In a village where progress happens at a snail’s pace, reason does not shed its light. Every incident that happens is attributed to divine intervention. Nanababu smilingly summarizes the situation: “Sheher mein har kaam sarkar bharose hota hai; gaon mein sab kaam bhagwan bharose hota hai!” (In the city, everything is up to the government; in the village everything is up to God!)

The local priest serves as a teacher and imparts lessons to kids in his courtyard, drawing everything from Hindu mythology; Bhola and Shambhu imbibe his teachings as though they are embedded in stone.

Carefree and happy, the boys revel in their passion for flying kites and indulge in all childhood activities with unalloyed delight.

BhagwanBharose-PosterWhen old beliefs are upended

All goes well until Bhola’s father enrolls him in a traditional school. The knowledge imparted in the new classroom is totally contradictory to what the boys have learned from the pundit, and Bhola finds himself irked and in complete disbelief.

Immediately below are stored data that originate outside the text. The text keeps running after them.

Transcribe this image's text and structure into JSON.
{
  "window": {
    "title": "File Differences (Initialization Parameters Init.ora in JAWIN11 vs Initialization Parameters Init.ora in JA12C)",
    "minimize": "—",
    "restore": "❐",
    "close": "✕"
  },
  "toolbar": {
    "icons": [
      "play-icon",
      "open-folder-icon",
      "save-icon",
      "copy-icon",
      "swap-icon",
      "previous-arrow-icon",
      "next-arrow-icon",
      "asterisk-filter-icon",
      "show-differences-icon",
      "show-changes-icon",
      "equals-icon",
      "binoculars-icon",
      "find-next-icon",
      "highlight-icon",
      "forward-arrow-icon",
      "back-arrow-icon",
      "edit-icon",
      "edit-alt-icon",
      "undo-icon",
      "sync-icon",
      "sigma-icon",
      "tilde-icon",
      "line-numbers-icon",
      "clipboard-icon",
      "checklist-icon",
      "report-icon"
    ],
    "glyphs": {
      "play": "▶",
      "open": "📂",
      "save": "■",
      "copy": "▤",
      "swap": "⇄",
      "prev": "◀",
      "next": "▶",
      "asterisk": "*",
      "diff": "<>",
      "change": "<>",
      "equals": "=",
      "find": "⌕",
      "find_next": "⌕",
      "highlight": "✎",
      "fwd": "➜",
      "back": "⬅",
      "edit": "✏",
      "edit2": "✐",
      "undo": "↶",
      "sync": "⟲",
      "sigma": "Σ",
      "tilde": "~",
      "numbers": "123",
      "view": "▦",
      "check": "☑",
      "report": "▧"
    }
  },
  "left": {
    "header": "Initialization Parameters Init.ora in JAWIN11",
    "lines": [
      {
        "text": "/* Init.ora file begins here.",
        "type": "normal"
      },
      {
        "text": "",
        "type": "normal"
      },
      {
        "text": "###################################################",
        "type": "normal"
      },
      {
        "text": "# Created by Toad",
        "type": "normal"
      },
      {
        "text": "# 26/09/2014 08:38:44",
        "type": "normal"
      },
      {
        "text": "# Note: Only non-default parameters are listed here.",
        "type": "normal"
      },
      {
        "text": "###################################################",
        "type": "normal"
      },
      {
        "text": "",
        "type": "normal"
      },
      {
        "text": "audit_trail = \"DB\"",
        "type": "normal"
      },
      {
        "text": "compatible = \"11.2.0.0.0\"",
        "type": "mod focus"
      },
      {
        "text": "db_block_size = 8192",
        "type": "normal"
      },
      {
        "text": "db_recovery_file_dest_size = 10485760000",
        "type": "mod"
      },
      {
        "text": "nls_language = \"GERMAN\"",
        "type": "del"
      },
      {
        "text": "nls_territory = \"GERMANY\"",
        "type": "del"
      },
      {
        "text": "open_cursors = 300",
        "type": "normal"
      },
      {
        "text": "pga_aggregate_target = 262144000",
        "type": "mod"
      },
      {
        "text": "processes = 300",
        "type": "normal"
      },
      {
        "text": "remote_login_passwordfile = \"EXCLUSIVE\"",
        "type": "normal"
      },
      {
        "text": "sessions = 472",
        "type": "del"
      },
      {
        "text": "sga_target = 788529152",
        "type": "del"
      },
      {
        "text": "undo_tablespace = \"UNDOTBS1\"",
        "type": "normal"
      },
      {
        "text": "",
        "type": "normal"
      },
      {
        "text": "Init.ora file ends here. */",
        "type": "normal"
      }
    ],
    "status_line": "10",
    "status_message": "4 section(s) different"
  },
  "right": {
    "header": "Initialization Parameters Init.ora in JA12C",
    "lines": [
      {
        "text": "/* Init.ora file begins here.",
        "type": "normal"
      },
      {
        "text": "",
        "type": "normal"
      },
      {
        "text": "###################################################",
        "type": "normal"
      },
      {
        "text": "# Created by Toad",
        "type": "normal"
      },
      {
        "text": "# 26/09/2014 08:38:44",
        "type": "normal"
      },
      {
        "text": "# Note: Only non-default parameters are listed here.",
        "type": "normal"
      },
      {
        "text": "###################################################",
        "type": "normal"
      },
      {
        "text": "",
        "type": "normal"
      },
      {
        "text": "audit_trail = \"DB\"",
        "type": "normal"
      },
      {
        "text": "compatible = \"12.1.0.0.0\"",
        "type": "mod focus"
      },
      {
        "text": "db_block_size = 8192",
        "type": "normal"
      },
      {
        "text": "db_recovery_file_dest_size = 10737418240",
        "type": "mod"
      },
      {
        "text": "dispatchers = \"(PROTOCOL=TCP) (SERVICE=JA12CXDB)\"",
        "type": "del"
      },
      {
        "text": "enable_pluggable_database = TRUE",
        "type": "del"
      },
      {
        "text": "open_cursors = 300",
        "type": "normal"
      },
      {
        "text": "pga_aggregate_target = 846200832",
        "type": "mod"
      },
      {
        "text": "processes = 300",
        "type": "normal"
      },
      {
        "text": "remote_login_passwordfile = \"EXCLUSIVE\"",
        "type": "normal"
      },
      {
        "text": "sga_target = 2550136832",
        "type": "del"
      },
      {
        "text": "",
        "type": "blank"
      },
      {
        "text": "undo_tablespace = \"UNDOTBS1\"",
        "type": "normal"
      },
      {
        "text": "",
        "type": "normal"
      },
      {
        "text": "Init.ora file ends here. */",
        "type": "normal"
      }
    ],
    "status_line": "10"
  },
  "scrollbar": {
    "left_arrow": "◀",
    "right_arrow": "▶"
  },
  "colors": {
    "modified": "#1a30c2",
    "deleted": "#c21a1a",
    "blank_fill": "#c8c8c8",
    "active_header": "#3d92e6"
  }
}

Nagging questions persist in his mind, and he gets confused and sad when his religious beliefs are at odds with scientific explanations. As the film progresses, many occurrences torment his mind, from otherwise mundane power outages to the unexpectedly wise words of a local atheist, to a tragic loss in the family. Eventually, his exposure to another religion’s way of life and the sociopolitical tensions of the era lead to a series of tumultuous events that change his life forever.

Spectacular cast makes the story come alive

Child actors Satendra Soni and Sparsh Soman play the pivotal characters in the film, and they truly hit the mark. Satendra as Bhola, who carries the bulk of the film’s weight on his young shoulders, does an outstanding job, emoting flawlessly and delivering his dialogues with unencumbered ease. Sparsh as Shambhu has lesser scope but makes his presence felt. Shiladitya Bora deserves due credit for bringing out such stellar performances from these young talents.

Veteran actor Vinay Pathak, as the endearing Nanababu, is great as always, and Masumeh Makhija, as Bhola’s mother Radha, stands out as an emblem of maternal warmth.

Shrikant Verma’s performance as the priest is convincing, wonderfully etched with streaks of buffoonery and fanaticism. Essaying the part of the much-reviled atheist in town, Manu Rishi Chaddha leaves a mark, doling out truly memorable pearls of wisdom.

Enjoy a laugh or two!

The humor is refreshing and uplifting. It is subtle and flows naturally, in no way denigrating the seriousness of the subject matter. For example, the naiveté of the villagers is portrayed through a comic scene. When a monkey sits on a TV antenna and interferes with its transmission, one of the village locals is in complete awe that Lord Hanuman has come to bless them.

Brilliant feature debut for Bora

Bhagwan Bharose is Shiladitya Bora’s debut feature film, and it has indeed gotten off to a glorious start with a Best Film Award win at the 25th UK Asian Film Festival.

The film is based on a story by Sudhakar Nilmani Eklavya, with screenplay and dialogues co-written by Mohit Chauhan. Seamlessly crafted, the narrative endorses a theme that has a universal appeal. The pace could have been better to get to the climax a little earlier; nevertheless, the story manages to keep you engaged.

The background score by Indian Ocean is soothing, and the photography by Surjodeep Ghosh brings to life the natural beauty of a village.

Simple and honest storytelling

Glitz and glamor are totally absent from Bhagwan Bharose. With utmost honesty, it portrays the sad realities that afflict today’s society. It is a parable of how blind faith can destroy the fabric of society. The film’s tagline raises the question: in a world blinded by faith, can innocence win over hate?  Bhagwan Bharose compels us to ponder upon this reality that engulfs humanity in present times.

There is no moralizing here, but the message emerging from the story is that love, respect, compassion, and tolerance are the ideals that we need to foster in our children in order to build a world of peace and harmony.